You set aside a certain amount of money from your budget to support the local economy. And it doesn't have to be purely the municipal budget; you can tap into EU funds or involve businesses and entrepreneurs directly. Then you identify a group of people to whom you will provide this help - it can be the elderly, families with children and so on. In the case of the trader, these citizens only pay half of the money, the other half is made up by us through Corrency. So we are helping two things: firstly, vulnerable populations, and secondly, merchants who are struggling to pay for things like utility bills.
But isn't that too much of a local, unsystematic solution?
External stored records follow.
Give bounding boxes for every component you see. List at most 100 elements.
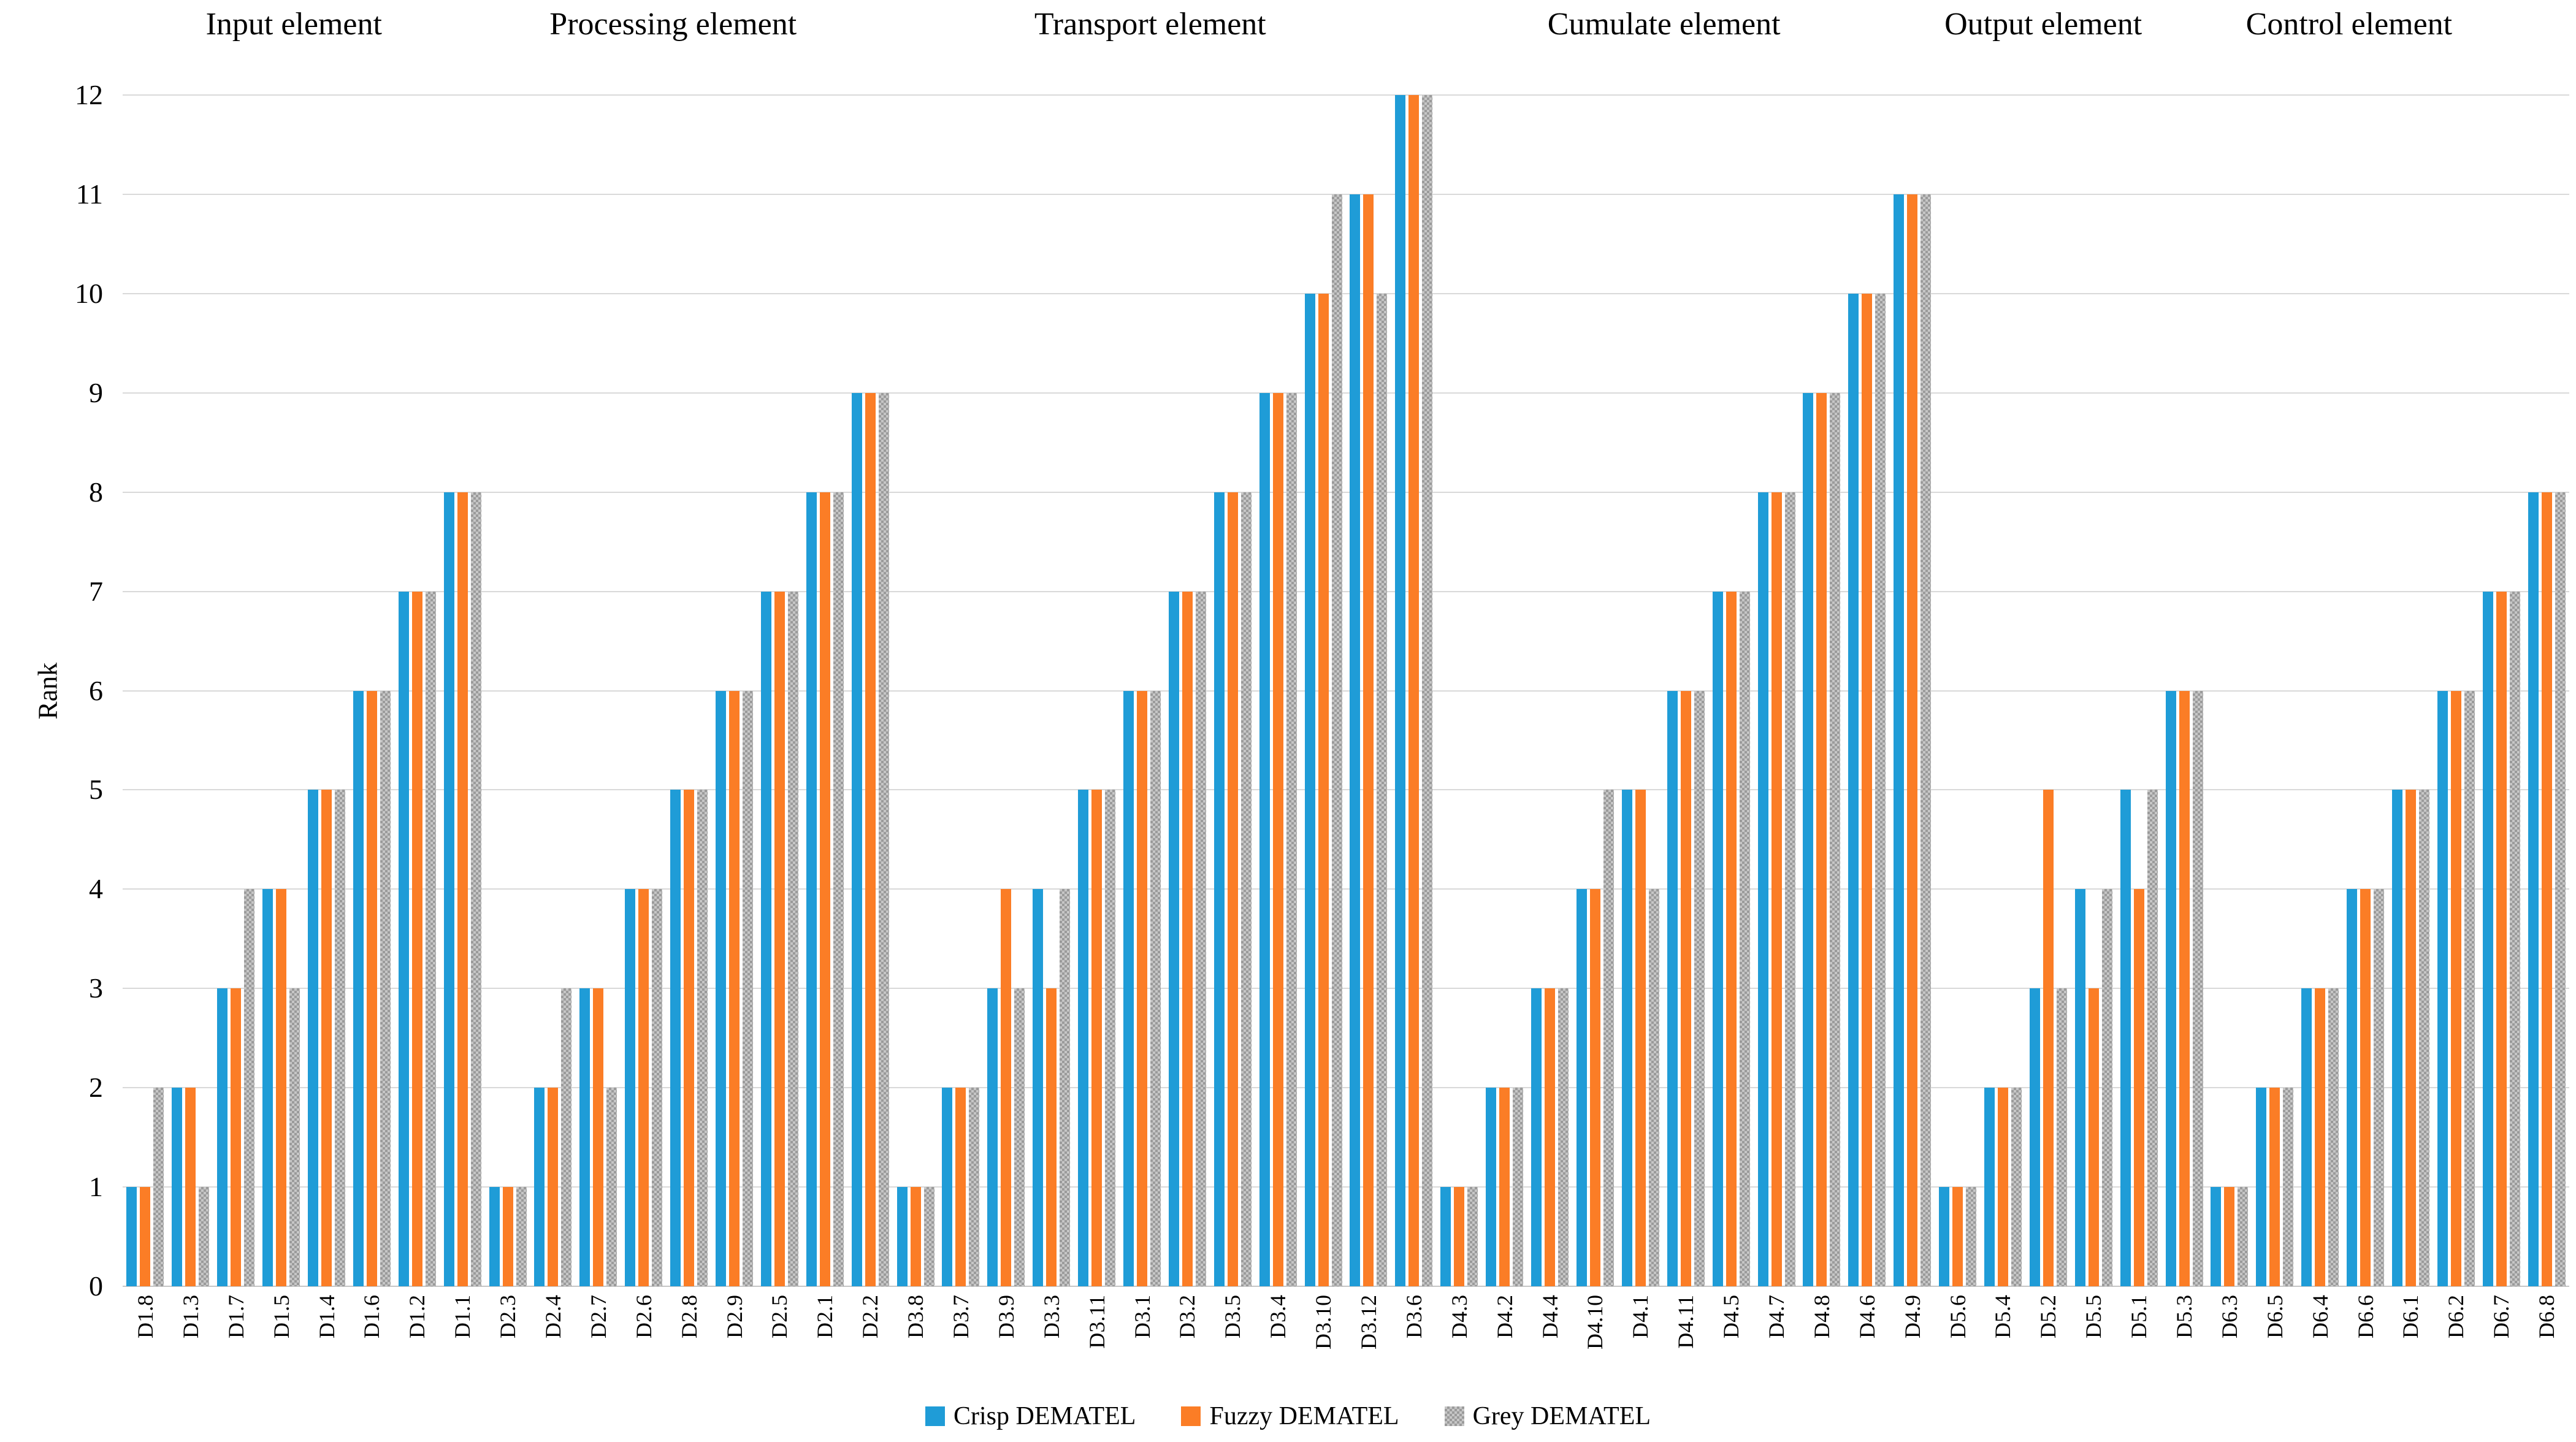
- x-label-D1.1: D1.1: [440, 1295, 485, 1338]
- bar-grey-D2.8: [697, 790, 708, 1286]
- x-label-text-D5.1: D5.1: [2127, 1295, 2152, 1338]
- category-D3.1: D3.1: [1120, 95, 1165, 1338]
- bar-fuzzy-D5.2: [2043, 790, 2054, 1286]
- category-D5.3: D5.3: [2161, 95, 2207, 1338]
- y-tick-label-6: 6: [89, 674, 103, 706]
- bar-crisp-D1.7: [217, 988, 228, 1286]
- x-label-D1.2: D1.2: [394, 1295, 440, 1338]
- bar-crisp-D2.6: [625, 889, 636, 1286]
- x-label-text-D6.8: D6.8: [2534, 1295, 2559, 1338]
- gridline-5: [123, 789, 2569, 791]
- x-label-D3.10: D3.10: [1301, 1295, 1346, 1349]
- x-label-D1.3: D1.3: [168, 1295, 213, 1338]
- x-label-D3.11: D3.11: [1074, 1295, 1120, 1349]
- x-label-text-D1.6: D1.6: [359, 1295, 384, 1338]
- category-D5.5: D5.5: [2071, 95, 2116, 1338]
- x-label-D3.5: D3.5: [1210, 1295, 1255, 1338]
- gridline-12: [123, 94, 2569, 96]
- bar-grey-D4.10: [1603, 790, 1614, 1286]
- category-D6.2: D6.2: [2433, 95, 2479, 1338]
- category-D6.7: D6.7: [2479, 95, 2524, 1338]
- bar-fuzzy-D3.9: [1001, 889, 1012, 1286]
- x-label-text-D5.4: D5.4: [1990, 1295, 2016, 1338]
- bar-fuzzy-D3.1: [1137, 690, 1148, 1286]
- y-tick-label-9: 9: [89, 376, 103, 408]
- category-D1.7: D1.7: [213, 95, 259, 1338]
- bar-grey-D6.2: [2464, 690, 2475, 1286]
- category-D5.6: D5.6: [1935, 95, 1981, 1338]
- bar-fuzzy-D4.7: [1771, 492, 1782, 1286]
- category-D3.7: D3.7: [938, 95, 984, 1338]
- category-D3.9: D3.9: [984, 95, 1029, 1338]
- x-label-text-D2.5: D2.5: [767, 1295, 792, 1338]
- category-D5.2: D5.2: [2025, 95, 2071, 1338]
- bar-grey-D6.6: [2374, 889, 2385, 1286]
- x-label-text-D4.9: D4.9: [1900, 1295, 1925, 1338]
- x-label-text-D3.7: D3.7: [948, 1295, 973, 1338]
- category-D3.6: D3.6: [1391, 95, 1437, 1338]
- bar-fuzzy-D3.12: [1363, 194, 1374, 1286]
- bar-fuzzy-D3.5: [1227, 492, 1238, 1286]
- bar-fuzzy-D4.8: [1816, 392, 1827, 1286]
- bar-crisp-D4.8: [1803, 392, 1814, 1286]
- category-D4.3: D4.3: [1437, 95, 1482, 1338]
- gridline-0: [123, 1286, 2569, 1287]
- y-tick-label-4: 4: [89, 873, 103, 905]
- gridline-7: [123, 590, 2569, 592]
- x-label-text-D4.11: D4.11: [1673, 1295, 1699, 1349]
- bar-grey-D6.4: [2328, 988, 2339, 1286]
- bar-fuzzy-D3.11: [1091, 790, 1103, 1286]
- x-label-D3.12: D3.12: [1346, 1295, 1391, 1349]
- x-label-text-D1.8: D1.8: [132, 1295, 158, 1338]
- bar-grey-D2.5: [787, 591, 798, 1286]
- category-D1.6: D1.6: [349, 95, 394, 1338]
- bar-crisp-D2.3: [489, 1187, 500, 1286]
- x-label-D3.1: D3.1: [1120, 1295, 1165, 1338]
- x-label-text-D5.3: D5.3: [2172, 1295, 2197, 1338]
- bar-fuzzy-D4.6: [1862, 293, 1873, 1286]
- x-label-text-D1.1: D1.1: [450, 1295, 475, 1338]
- gridline-11: [123, 193, 2569, 195]
- category-D1.5: D1.5: [259, 95, 304, 1338]
- bar-grey-D1.1: [470, 492, 481, 1286]
- bar-fuzzy-D6.1: [2405, 790, 2416, 1286]
- bar-crisp-D5.1: [2120, 790, 2131, 1286]
- bar-crisp-D3.4: [1259, 392, 1270, 1286]
- bar-fuzzy-D1.8: [140, 1187, 151, 1286]
- x-label-D4.8: D4.8: [1799, 1295, 1844, 1338]
- bar-fuzzy-D3.10: [1318, 293, 1329, 1286]
- gridline-6: [123, 690, 2569, 692]
- bar-crisp-D4.7: [1757, 492, 1768, 1286]
- category-D4.10: D4.10: [1573, 95, 1618, 1349]
- x-label-D6.3: D6.3: [2207, 1295, 2252, 1338]
- x-label-D4.4: D4.4: [1527, 1295, 1573, 1338]
- bar-grey-D6.7: [2509, 591, 2520, 1286]
- category-D3.10: D3.10: [1301, 95, 1346, 1349]
- bar-crisp-D3.12: [1350, 194, 1361, 1286]
- y-tick-label-0: 0: [89, 1270, 103, 1302]
- x-label-D4.10: D4.10: [1573, 1295, 1618, 1349]
- bar-crisp-D1.6: [353, 690, 364, 1286]
- bar-fuzzy-D3.3: [1046, 988, 1057, 1286]
- category-D2.8: D2.8: [667, 95, 712, 1338]
- x-label-D2.1: D2.1: [802, 1295, 847, 1338]
- bar-grey-D4.7: [1784, 492, 1795, 1286]
- bar-fuzzy-D5.1: [2133, 889, 2144, 1286]
- legend-item-fuzzy: Fuzzy DEMATEL: [1181, 1402, 1399, 1431]
- bar-grey-D5.5: [2101, 889, 2112, 1286]
- bar-fuzzy-D2.7: [593, 988, 604, 1286]
- x-label-D4.11: D4.11: [1663, 1295, 1708, 1349]
- x-label-text-D4.1: D4.1: [1628, 1295, 1653, 1338]
- x-label-text-D4.4: D4.4: [1537, 1295, 1562, 1338]
- bar-crisp-D2.5: [760, 591, 771, 1286]
- bar-grey-D1.4: [335, 790, 345, 1286]
- category-D6.1: D6.1: [2388, 95, 2434, 1338]
- section-header-2: Processing element: [549, 7, 797, 42]
- bar-crisp-D5.6: [1939, 1187, 1950, 1286]
- bar-grey-D1.6: [380, 690, 391, 1286]
- x-label-text-D1.2: D1.2: [405, 1295, 430, 1338]
- x-label-D3.6: D3.6: [1391, 1295, 1437, 1338]
- category-D4.4: D4.4: [1527, 95, 1573, 1338]
- bar-grey-D3.6: [1422, 95, 1433, 1286]
- x-label-text-D4.6: D4.6: [1854, 1295, 1879, 1338]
I don't think so. We can already see the shift to localism in the energy sector, and I think that economic life will slowly move to smaller units as well. But of course we were interested in whether we put money into something meaningful. From the feedback we judge that would be the right move. Almost 90 per cent of people told us it was easy to use and some traders told us it saved their lives existentially.
Because if you set up a new bistro, for example, people don't know about you straight away. But when you're in a program that gives people the opportunity to save money, they'll come. One macro producer even told us that while it would have been easier to give one-off help, through Corrency the help was fairer. I have heard the same feedback from Prague 1 or Prague 18. I think we will see a lot more models like this.